May.09.2010

 

In subsequent years missions were established in Jamaica, Antigua, Barbados, St. Kitts, Tobago and Trinidad: Ladakh on the borders of Tibet. Alaska: Russia: Guyana: Honduras: Nicaragua and Costa Rica. Some missions were started and handed over to national churches. e.g. the work among the Australian Aborigines was handed over to the Presbyterian Church of Australia.

The work in North America, is one of the stronger regions of the Moravian Church today, but its origin was partly a mission enterprise, hence its inclusion in this chapter.

 

In 1735 a group of Moravians, under the leader­ship of Augustus Spangenberg, sailed to Georgia with the intention of preaching to the Indians and setting up a settlement in the New World. They travelled on the same boat as John and Charles Wesley and Benjamin Ingham. A settlement was established in Georgia, however the promise made when the land was granted that the Brethren would not be compelled to bear arms, was not honoured.

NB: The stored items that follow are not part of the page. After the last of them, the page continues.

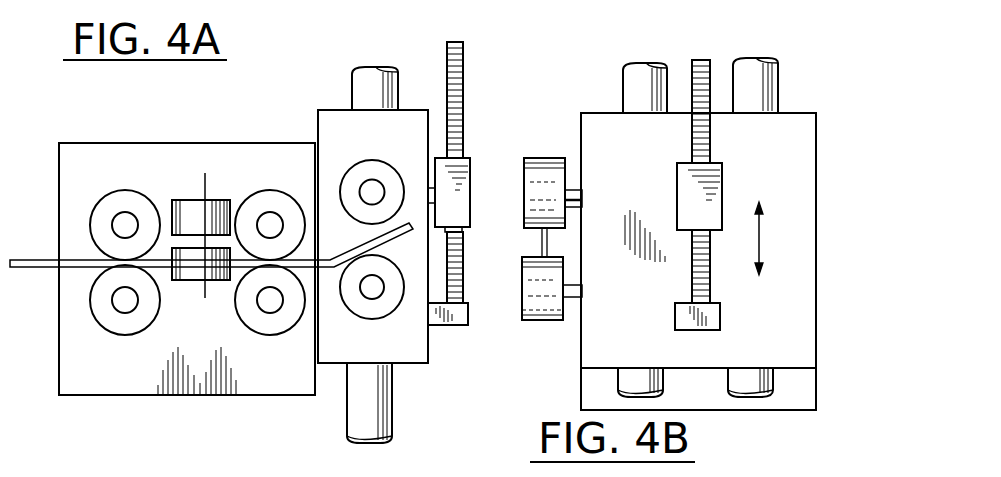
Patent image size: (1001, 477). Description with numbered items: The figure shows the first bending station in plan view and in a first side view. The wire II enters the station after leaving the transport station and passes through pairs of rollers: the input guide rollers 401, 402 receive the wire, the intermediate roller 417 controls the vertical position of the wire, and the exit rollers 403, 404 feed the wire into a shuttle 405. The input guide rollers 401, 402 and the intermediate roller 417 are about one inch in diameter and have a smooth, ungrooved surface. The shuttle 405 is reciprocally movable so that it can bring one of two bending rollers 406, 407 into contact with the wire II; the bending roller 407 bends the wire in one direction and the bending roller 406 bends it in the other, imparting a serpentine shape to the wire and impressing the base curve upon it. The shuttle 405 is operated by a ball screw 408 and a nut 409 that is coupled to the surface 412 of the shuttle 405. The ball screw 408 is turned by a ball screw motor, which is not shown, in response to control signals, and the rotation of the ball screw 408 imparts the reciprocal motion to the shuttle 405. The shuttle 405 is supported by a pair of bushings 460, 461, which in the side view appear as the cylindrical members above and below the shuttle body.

In FIG. 4A, the wire II is at (35, 256).
In FIG. 4B, the wire II is at (553, 240).
In FIG. 4A, the input guide roller 401 is at (133, 184).
In FIG. 4A, the input guide roller 402 is at (137, 337).
In FIG. 4A, the exit roller 403 is at (268, 190).
In FIG. 4A, the exit roller 404 is at (267, 334).
In FIG. 4A, the shuttle 405 is at (327, 95).
In FIG. 4B, the shuttle 405 is at (816, 150).
In FIG. 4A, the bending roller 406 is at (371, 172).
In FIG. 4B, the bending roller 406 is at (543, 157).
In FIG. 4A, the bending roller 407 is at (388, 315).
In FIG. 4B, the bending roller 407 is at (571, 308).
In FIG. 4A, the ball screw 408 is at (471, 80).
In FIG. 4B, the ball screw 408 is at (669, 154).
In FIG. 4A, the nut 409 is at (447, 68).
In FIG. 4B, the nut 409 is at (710, 137).
In FIG. 4B, the surface 412 is at (780, 347).
In FIG. 4A, the intermediate roller 417 is at (220, 280).
In FIG. 4A, the bushing 460 is at (399, 260).
In FIG. 4B, the bushing 460 is at (616, 388).
In FIG. 4B, the bushing 461 is at (777, 388).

In 1739 when the war between England and Spain broke out and the Moravians were threatened with military service, rather than renounce their pacifist belief they gave up the colony and moved to Pennsylvania. In December 1740 a further group arrived under the leadership of Bishop John Nitschmann and very soon the settlement of Bethlehem was built. The work among the Indians was not forgotten. The dedicated missionary David Zeisberger worked among his 'adopted brethren' for 63 years. Bethlehem is still an important Moravian centre. The Settlement has grown into a thriving town in which are numerous Moravian churches, and it is the headquarters of the Northern Province of our Church in the U.S.A ..

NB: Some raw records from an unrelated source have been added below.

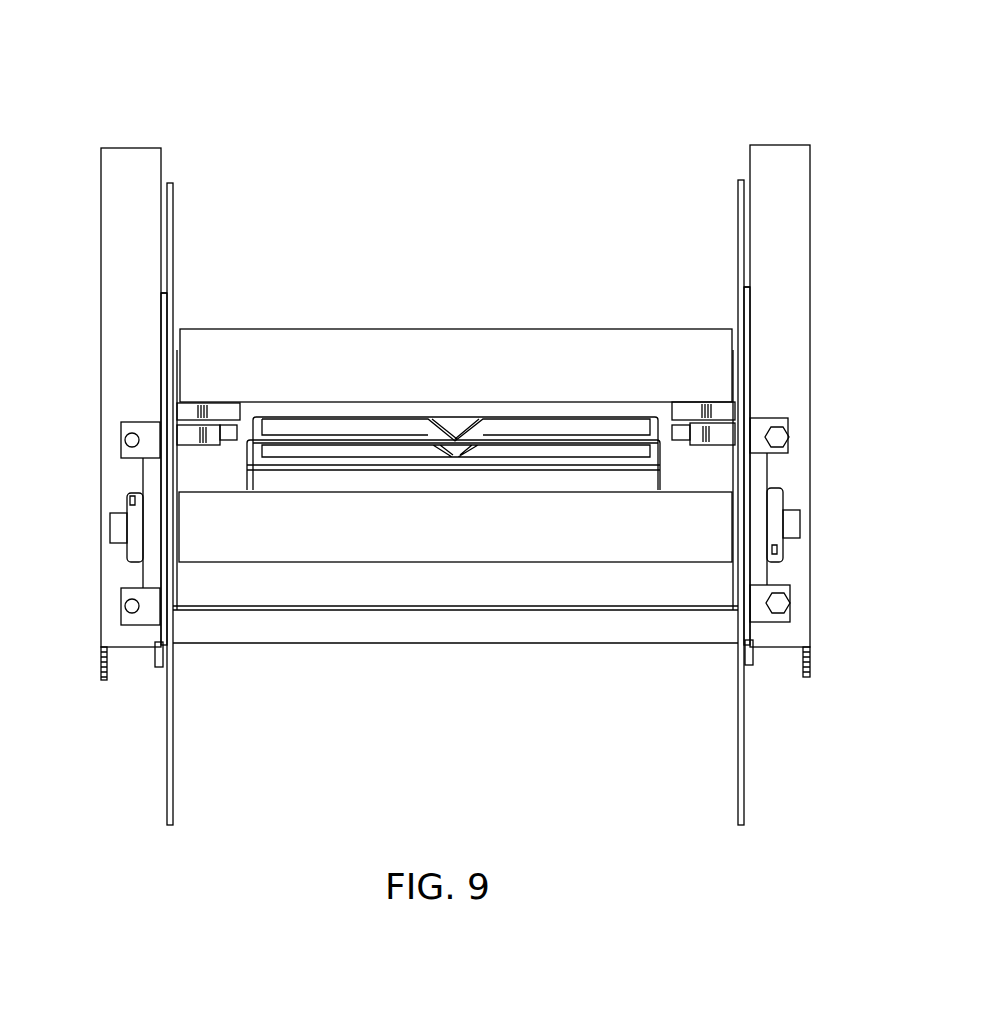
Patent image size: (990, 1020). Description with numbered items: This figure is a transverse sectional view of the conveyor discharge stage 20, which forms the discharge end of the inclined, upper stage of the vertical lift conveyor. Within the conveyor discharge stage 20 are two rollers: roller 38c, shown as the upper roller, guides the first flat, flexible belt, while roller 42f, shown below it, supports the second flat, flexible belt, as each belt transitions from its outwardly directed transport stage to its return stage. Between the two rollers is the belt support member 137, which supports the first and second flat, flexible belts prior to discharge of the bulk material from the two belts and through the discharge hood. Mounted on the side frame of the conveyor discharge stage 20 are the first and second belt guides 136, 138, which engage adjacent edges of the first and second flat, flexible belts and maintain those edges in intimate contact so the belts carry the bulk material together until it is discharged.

The conveyor discharge stage 20 is at (575, 160).
The roller 38c is at (242, 363).
The belt support member 137 is at (517, 425).
The first belt guide 136 is at (727, 410).
The second belt guide 138 is at (717, 437).
The roller 42f is at (255, 540).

The passing of an Act in the British Parliament in 1749 recognising the Moravian Church, and granting certain rights and privileges in the colonies, led to invitations from various places to establish settlements. An offer from Lord Granville to sell 100,000 acres in North Carolina was accepted and in 1765 the settlement of Salem was built which is now part of Winston-Salem and the centre of the Southern Province U.S.A.

The Tanzanian Provinces (East Central Africa) where Moravian missions started in 1889 is now the fastest growing Moravian work. There are more than half of a million Tanzanian Moravians, and the Church is reaching out in mission to the neighbouring countries of Malawi, Zambia, Kigoma, Zanzibar, Burundi, Rwanda, Uganda and the Eastern Congo.